HOW TO CREATE A GREAT DIGITAL, HUMAN EXPERIENCE
HOW TO CREATE A GREAT DIGITAL, HUMAN EXPERIENCE
As the Director of The Customer Experience Company, I’m often asked a common question: ‘How do I improve our digital customer experience?’.
It’s a great example of why asking the right question is so important. Digital strategies are likely to be at the core of most customer experience strategies, and rightly so. But don’t fall into the trap of thinking that customers care about channels – they don’t!
As customers, we think about the outcome we are trying to achieve – go on that holiday, buy that house, pay that bill. If an organisation manages and designs customer service or full experiences separately in each channel, it will be a poor, fragmented and expensive outcome.
Customer journeys may have been around 10 years or so now, and although they work as design tools, siloed experiences are still common. Even in a ‘digital first’ world, most organisations still need multiple channels to deliver great sales and service, yet most organisations operate with their people and technology in siloed channels. So, how to address that?
1. DESIGN EXPERIENCES IN HOLISTIC CUSTOMER JOURNEYS
I’ll assume you know what these are and are already using them for conceptually better experiences. But somehow the reality doesn’t quite meet what’s on paper. So…
2. ASSIGN OWNERS OF JOURNEYS
As an organisational role, journey owners are relatively new. A few companies have them, and although the exact function varies, the point is that you have someone with at least moderate authority responsible for looking after what the customer is trying to achieve, end to end.
3. HAVE AN END TO END METHODOLOGY
Currently, most companies have a gap between two critical methodologies. Firstly, they have a customer design team or capability (or a partner that supplies those skills) that are experts in customer design methods. Secondly, they have mature project methods – either Agile or Waterfall, or both. But, as numerous books and articles show, these two methods don’t overlap. Result: the customer vision isn’t reliably translated into project requirements or outcomes. Fix this or watch multiple projects fail to achieve the dream.
4. UNIFY PLATFORMS
Here’s a simple example: your contact centre probably has a good knowledge tool to help answer customer queries, and that tool will have API’s or a digital capability. Separately, you probably have website FAQs and content which repeats the same knowledge, but it is maintained separately and is often inconsistent. The consequence is a fragmented and inconsistent customer experience that costs more to maintain. Be sure to unify.
5. REALISE BENEFITS
Done correctly, these steps lead to a win-win-win business outcome. Customers are happy and NPS climbs because better results are achieved with less effort. Employees are happy because they can see that they are delivering a better service and have fewer complexities and failures to manage. Business owners are happy because this all costs less to deliver, and leads to more sales. AMP’s recent customer transformation work displayed this win-win-win outcome and they have shared at public conferences.
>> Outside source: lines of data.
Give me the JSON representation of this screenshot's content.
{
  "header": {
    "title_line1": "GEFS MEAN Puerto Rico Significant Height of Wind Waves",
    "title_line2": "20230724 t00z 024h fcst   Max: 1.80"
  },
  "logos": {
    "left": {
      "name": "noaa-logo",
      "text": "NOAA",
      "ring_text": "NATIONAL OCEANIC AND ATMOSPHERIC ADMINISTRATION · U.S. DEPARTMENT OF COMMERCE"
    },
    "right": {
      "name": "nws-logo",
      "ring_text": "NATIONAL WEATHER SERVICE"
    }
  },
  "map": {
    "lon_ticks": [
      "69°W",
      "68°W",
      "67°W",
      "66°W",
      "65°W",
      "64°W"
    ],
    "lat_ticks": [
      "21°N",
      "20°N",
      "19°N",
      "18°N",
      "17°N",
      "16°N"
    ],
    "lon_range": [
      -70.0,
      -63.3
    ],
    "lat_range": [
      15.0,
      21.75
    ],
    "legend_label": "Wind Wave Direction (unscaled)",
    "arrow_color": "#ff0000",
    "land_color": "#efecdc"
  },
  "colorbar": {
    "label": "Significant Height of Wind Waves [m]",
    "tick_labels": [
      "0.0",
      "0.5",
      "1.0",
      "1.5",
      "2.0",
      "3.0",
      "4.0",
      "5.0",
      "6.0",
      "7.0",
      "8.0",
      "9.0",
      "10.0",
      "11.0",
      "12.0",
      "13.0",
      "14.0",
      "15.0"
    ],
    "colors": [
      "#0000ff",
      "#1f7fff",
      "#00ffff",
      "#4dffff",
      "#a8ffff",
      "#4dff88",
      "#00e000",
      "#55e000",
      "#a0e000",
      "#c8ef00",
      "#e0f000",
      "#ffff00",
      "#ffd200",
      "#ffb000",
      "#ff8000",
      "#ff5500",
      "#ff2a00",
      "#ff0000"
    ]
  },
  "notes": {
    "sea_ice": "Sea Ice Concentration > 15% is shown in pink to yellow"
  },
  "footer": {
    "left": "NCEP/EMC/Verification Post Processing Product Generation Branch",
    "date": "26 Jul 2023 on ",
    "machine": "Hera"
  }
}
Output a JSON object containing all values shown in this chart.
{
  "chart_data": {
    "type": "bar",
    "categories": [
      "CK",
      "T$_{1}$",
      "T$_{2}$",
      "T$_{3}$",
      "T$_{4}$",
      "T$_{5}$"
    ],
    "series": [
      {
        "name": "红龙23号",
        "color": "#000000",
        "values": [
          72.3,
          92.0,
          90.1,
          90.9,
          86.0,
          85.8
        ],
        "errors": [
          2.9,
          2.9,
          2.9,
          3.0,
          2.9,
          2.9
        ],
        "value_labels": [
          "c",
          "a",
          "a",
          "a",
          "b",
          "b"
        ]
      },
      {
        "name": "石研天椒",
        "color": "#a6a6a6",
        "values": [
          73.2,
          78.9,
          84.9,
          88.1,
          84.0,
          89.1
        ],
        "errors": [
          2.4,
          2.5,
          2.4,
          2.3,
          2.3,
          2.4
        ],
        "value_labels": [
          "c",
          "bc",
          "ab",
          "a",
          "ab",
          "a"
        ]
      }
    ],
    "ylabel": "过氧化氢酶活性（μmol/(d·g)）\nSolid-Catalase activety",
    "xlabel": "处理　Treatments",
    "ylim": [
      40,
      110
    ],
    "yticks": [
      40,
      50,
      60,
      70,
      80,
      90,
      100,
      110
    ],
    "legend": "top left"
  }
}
So, remember to ask the right question by removing that one keyword that leads to internal silos – ‘digital’. Next time, ask: ‘How do I improve our digital customer experience?’.
Don’t panic by dropping ‘digital’ from your question – the strategy will be digitally focused regardless as that’s what customers need and is low cost. But the main lesson is to focus on the customer first, not the channel.